Police Lt. Col. Ratchthapong Tia-sood said the travel agency was contacted by an Iranian man known only as "Mr. Ali" to book the tickets for the two men.

"We have to look further into this Mr. Ali's identity because it's almost a tradition to use an alias when doing business around here," he said.

The travel agency's owner, Benjaporn Krutnait, told The Financial Times she believed Mr. Ali was not connected to terrorism because he had asked for cheapest tickets to Europe and did not specify the Kuala Lumpur to Beijing flight.

Malaysia's police chief was quoted by local media as saying that one of the two men had been identified — something that could speed up the investigation.

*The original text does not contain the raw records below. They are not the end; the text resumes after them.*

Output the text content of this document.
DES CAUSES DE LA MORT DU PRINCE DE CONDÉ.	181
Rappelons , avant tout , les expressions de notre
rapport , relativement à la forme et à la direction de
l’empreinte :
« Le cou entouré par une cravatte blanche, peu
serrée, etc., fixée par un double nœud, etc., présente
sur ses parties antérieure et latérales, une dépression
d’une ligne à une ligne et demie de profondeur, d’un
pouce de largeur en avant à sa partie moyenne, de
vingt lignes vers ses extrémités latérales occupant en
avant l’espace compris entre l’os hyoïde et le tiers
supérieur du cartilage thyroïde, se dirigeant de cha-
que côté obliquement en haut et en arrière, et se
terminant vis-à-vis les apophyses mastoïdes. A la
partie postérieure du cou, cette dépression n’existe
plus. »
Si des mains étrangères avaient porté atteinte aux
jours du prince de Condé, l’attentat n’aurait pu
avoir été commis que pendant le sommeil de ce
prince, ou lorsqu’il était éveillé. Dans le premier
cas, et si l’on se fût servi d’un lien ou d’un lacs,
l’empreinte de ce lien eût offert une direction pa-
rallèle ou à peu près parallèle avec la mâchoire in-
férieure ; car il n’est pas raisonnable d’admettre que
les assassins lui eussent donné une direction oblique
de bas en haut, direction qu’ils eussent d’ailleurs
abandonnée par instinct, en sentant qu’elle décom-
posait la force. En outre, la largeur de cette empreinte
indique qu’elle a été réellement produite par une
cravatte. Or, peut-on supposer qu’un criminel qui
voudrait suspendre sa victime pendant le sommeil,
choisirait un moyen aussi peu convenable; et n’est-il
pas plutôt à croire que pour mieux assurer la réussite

Civil aviation chief Azharuddin Abdul Rahman declined to confirm this, but said they were of "non-Asian" appearance, adding that authorities were looking at the possibility the men were connected to a stolen passport syndicate.

Asked by a reporter what they looked like, he said: "Do you know of a footballer by the name of (Mario) Balotelli? He is an Italian. Do you know how he looks like?" A reporter then asked, "Is he black?" and the aviation chief replied, "Yes."

Possible causes of the apparent crash include an explosion, catastrophic engine failure, terrorist attack, extreme turbulence, pilot error or even suicide, according to experts, many of whom cautioned against speculation because so little is known.

Malaysia's air force chief, Rodzali Daud, has said radar indicated that before it disappeared, the plane may have turned back, but there were no further details on which direction it went or how far it veered off course.

On Sunday, a Vietnamese plane spotted a rectangular object that was thought to be one of the plane's doors, but ships could not locate it. On Monday, a Singaporean search plane spotted a yellow object 140 kilometres (87 miles) southwest of Tho Chu island, but it turned out to be sea trash.

Malaysian maritime officials found oil slicks in the South China Sea, but lab tests found that samples of it were not from an aircraft, Azharuddin said.

Selamat Omar, a Malaysian whose 29-year-old son Mohamad Khairul Amri Selamat was a passenger on the flight, told of getting a call from the airline saying the plane was missing.

"We accept God's will," Selamat said. "Whether he is found alive or dead, we surrender to Allah."